Delitto di via Poma. Nuova pista sul misterioso killer di Simonetta Cesaroni, la segreteria dell’Associazione Ostelli della gioventù trucidata il 7 agosto 1990 a Roma, nel rione Prati. A uccidere la ragazza sarebbe stato il figlio del portiere, Mario Vanacore. Ma l’informativa dei carabinieri non trova riscontri tanto che per il pm, Gianfederica Dito, il caso è chiuso. Da archiviare senza se e senza ma. Una ricostruzione, secondo la Procura, «fondata su ipotesi e suggestioni che, in assenza di elementi concreti di natura quantomeno indiziaria, non consentono di superare le forti perplessità sulla reale fondatezza del quadro ipotetico tracciato». Insomma aria fritta per la Dito, magistrato di spessore, va sottolineato, che non lascerebbe nulla di intentato se davvero ci fosse il minimo indizio nei confronti di Vanacore junior.
Nel 2022 gli inquirenti sono ripartiti da zero sul caso che ha sconvolto la capitale oltre 33 anni fa, su input della famiglia Cesaroni che aveva presentato un esposto per trovare l’assassino. Infondate le nuove prove su un terzo uomo portate a piazzale Clodio, dopo 32 anni, dall’allora capo della squadra mobile Antonio Del Greco.
Dopo le accuse cadute nel vuoto a Pietro Vanacore, arrestato per delle macchie di sangue, il suo, trovate sui pantaloni, e all’allora fidanzato della Cesaroni, Raniero Brusco, sotto processo e poi scagionato in secondo e terzo grado, Del Greco parla di un fantomatico personaggio il cui alibi sarebbe smentito da una donna. Ma anche questa pista viene presto abbandonata.
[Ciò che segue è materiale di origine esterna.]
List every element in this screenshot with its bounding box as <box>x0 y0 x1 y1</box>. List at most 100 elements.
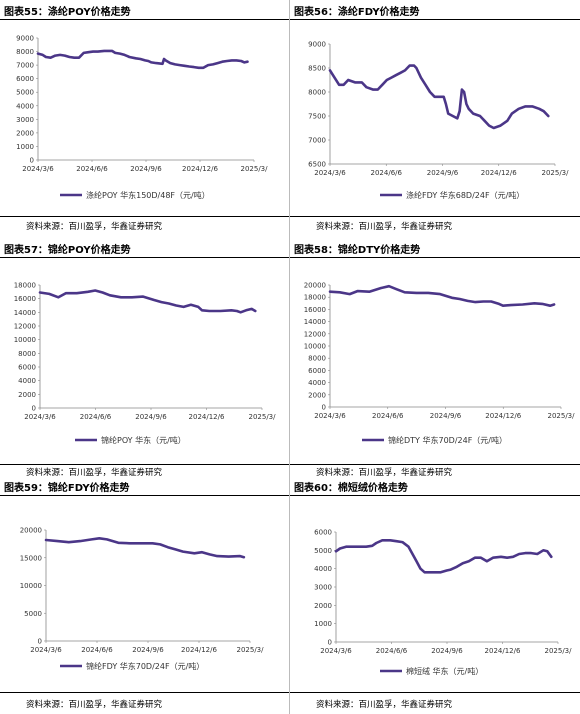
y-tick-label: 0 <box>30 157 34 165</box>
x-tick-label: 2025/3/ <box>542 169 570 177</box>
x-tick-label: 2024/6/6 <box>81 646 113 654</box>
title-rule <box>0 19 290 20</box>
x-tick-label: 2024/12/6 <box>485 647 521 655</box>
legend-label: 涤纶FDY 华东68D/24F（元/吨） <box>406 190 524 200</box>
chart-panel-57: 图表57：锦纶POY价格走势 0 2000 4000 6000 8000 10000 120… <box>0 238 290 478</box>
chart-title: 图表58：锦纶DTY价格走势 <box>294 245 421 256</box>
y-tick-label: 9000 <box>308 41 326 49</box>
x-tick-label: 2024/6/6 <box>371 169 403 177</box>
x-tick-label: 2025/3/ <box>237 646 265 654</box>
series-line <box>38 289 257 314</box>
line-chart: 0 2000 4000 6000 8000 10000 12000 14000 16000 180… <box>14 282 277 446</box>
chart-panel-56: 图表56：涤纶FDY价格走势 6500 7000 7500 8000 8500 9000 2… <box>290 0 580 238</box>
series-line <box>36 49 249 70</box>
x-tick-label: 2024/3/6 <box>314 412 346 420</box>
y-tick-label: 18000 <box>14 282 36 290</box>
y-tick-label: 6500 <box>308 161 326 169</box>
legend-label: 锦纶POY 华东（元/吨） <box>101 435 186 445</box>
y-tick-label: 6000 <box>18 364 36 372</box>
x-tick-label: 2025/3/ <box>545 647 573 655</box>
source-note: 资料来源：百川盈孚，华鑫证券研究 <box>316 700 453 710</box>
y-tick-label: 3000 <box>16 116 34 124</box>
x-tick-label: 2024/9/6 <box>431 647 463 655</box>
series-line <box>334 539 553 574</box>
source-rule <box>0 692 290 693</box>
source-note: 资料来源：百川盈孚，华鑫证券研究 <box>26 222 163 232</box>
line-chart: 6500 7000 7500 8000 8500 9000 2024/3/6 2024/6/6… <box>308 41 570 201</box>
y-tick-label: 10000 <box>14 336 36 344</box>
y-tick-label: 0 <box>38 638 42 646</box>
x-tick-label: 2024/9/6 <box>135 413 167 421</box>
series-line <box>328 64 550 130</box>
chart-panel-58: 图表58：锦纶DTY价格走势 0 2000 4000 6000 8000 10000 120… <box>290 238 580 478</box>
y-tick-label: 14000 <box>304 318 326 326</box>
series-line <box>328 284 556 307</box>
x-tick-label: 2025/3/ <box>241 165 269 173</box>
source-rule <box>290 692 580 693</box>
source-note: 资料来源：百川盈孚，华鑫证券研究 <box>26 468 163 478</box>
x-tick-label: 2024/9/6 <box>132 646 164 654</box>
title-rule <box>290 257 580 258</box>
y-tick-label: 9000 <box>16 35 34 43</box>
source-rule <box>0 216 290 217</box>
y-tick-label: 8000 <box>308 89 326 97</box>
y-tick-label: 1000 <box>16 143 34 151</box>
line-chart: 0 1000 2000 3000 4000 5000 6000 7000 8000 9000 202… <box>16 35 269 201</box>
y-tick-label: 16000 <box>304 306 326 314</box>
chart-title: 图表55：涤纶POY价格走势 <box>4 7 131 18</box>
chart-title: 图表57：锦纶POY价格走势 <box>4 245 131 256</box>
x-tick-label: 2024/3/6 <box>314 169 346 177</box>
source-rule <box>290 216 580 217</box>
x-tick-label: 2024/12/6 <box>189 413 225 421</box>
series-line <box>44 537 246 559</box>
y-tick-label: 8000 <box>18 350 36 358</box>
y-tick-label: 4000 <box>16 102 34 110</box>
title-rule <box>290 495 580 496</box>
y-tick-label: 12000 <box>14 323 36 331</box>
x-tick-label: 2024/3/6 <box>24 413 56 421</box>
y-tick-label: 8500 <box>308 65 326 73</box>
y-tick-label: 6000 <box>308 367 326 375</box>
y-tick-label: 0 <box>322 404 326 412</box>
legend-label: 涤纶POY 华东150D/48F（元/吨） <box>86 190 210 200</box>
x-tick-label: 2024/12/6 <box>485 412 521 420</box>
legend-label: 锦纶DTY 华东70D/24F（元/吨） <box>388 435 507 445</box>
title-rule <box>0 495 290 496</box>
x-tick-label: 2025/3/ <box>249 413 277 421</box>
x-tick-label: 2024/6/6 <box>376 647 408 655</box>
x-tick-label: 2024/6/6 <box>76 165 108 173</box>
y-tick-label: 5000 <box>314 547 332 555</box>
y-tick-label: 20000 <box>20 527 42 535</box>
y-tick-label: 4000 <box>18 377 36 385</box>
y-tick-label: 18000 <box>304 294 326 302</box>
y-tick-label: 4000 <box>308 379 326 387</box>
line-chart: 0 2000 4000 6000 8000 10000 12000 14000 16000 180… <box>304 282 576 446</box>
source-note: 资料来源：百川盈孚，华鑫证券研究 <box>26 700 163 710</box>
column-divider <box>289 0 290 714</box>
y-tick-label: 20000 <box>304 282 326 290</box>
source-note: 资料来源：百川盈孚，华鑫证券研究 <box>316 222 453 232</box>
x-tick-label: 2024/9/6 <box>130 165 162 173</box>
y-tick-label: 7500 <box>308 113 326 121</box>
x-tick-label: 2024/9/6 <box>427 169 459 177</box>
y-tick-label: 2000 <box>18 391 36 399</box>
y-tick-label: 0 <box>32 405 36 413</box>
y-tick-label: 2000 <box>308 391 326 399</box>
y-tick-label: 15000 <box>20 554 42 562</box>
x-tick-label: 2025/3/ <box>548 412 576 420</box>
y-tick-label: 3000 <box>314 584 332 592</box>
chart-panel-60: 图表60：棉短绒价格走势 0 1000 2000 3000 4000 5000 6000 20… <box>290 476 580 714</box>
x-tick-label: 2024/3/6 <box>30 646 62 654</box>
x-tick-label: 2024/9/6 <box>430 412 462 420</box>
x-tick-label: 2024/3/6 <box>22 165 54 173</box>
y-tick-label: 14000 <box>14 309 36 317</box>
x-tick-label: 2024/12/6 <box>182 165 218 173</box>
y-tick-label: 1000 <box>314 620 332 628</box>
y-tick-label: 10000 <box>304 343 326 351</box>
y-tick-label: 2000 <box>314 602 332 610</box>
chart-title: 图表59：锦纶FDY价格走势 <box>4 483 130 494</box>
y-tick-label: 5000 <box>24 610 42 618</box>
source-rule <box>290 464 580 465</box>
y-tick-label: 7000 <box>308 137 326 145</box>
y-tick-label: 0 <box>328 639 332 647</box>
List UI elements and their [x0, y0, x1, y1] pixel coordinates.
E allora i carabinieri vanno in una nuova, inedita, direzione. Quella che vedrebbe il figlio di Pierino Vanacore, suicida proprio alla vigilia della sua testimonianza in aula, come il misterioso personaggio entrato nell’ufficio della Cesaroni approfittando dell’assenza del padre, fuori per una seduta di fisioterapia alla schiena. Anche la moglie, Giuseppa De Luca, è assente. Sono passate le 15,40 di un afoso pomeriggio di agosto. Roma, Prati, sono semideserte. Simonetta, in servizio da appena due mesi, è al computer. Secondo gli investigatori Mario entrerebbe nell’ufficio tra le 17,50 e le 18,15 per fare alcune telefonate a sbafo. Crede che in ufficio non ci sia nessuno e per entrare usa le chiavi prese in portineria. Quando si accorge di Simonetta perde la testa, prova a violentarla, la ragazza si ribella e lui, dopo averla stordita, afferra l’arma del delitto, forse un tagliacarte, e la uccide sferrando i 29 colpi. Prima di uscire lasciare varie tracce di sangue sul telefono, su una maniglia e, soprattutto, la sua agenda, la famigerata agenda Lavazza, che resta ancora oggi l’elemento più misterioso del giallo. Simonetta viene uccisa fra le 17.15, quando riceve l’ultima telefonata, e le 18,30. Fino all’arrivo della sorella della vittima, dopo le 23, l’intera famiglia Vanacore avrebbe cancellato tracce e impronte sulla scena del delitto.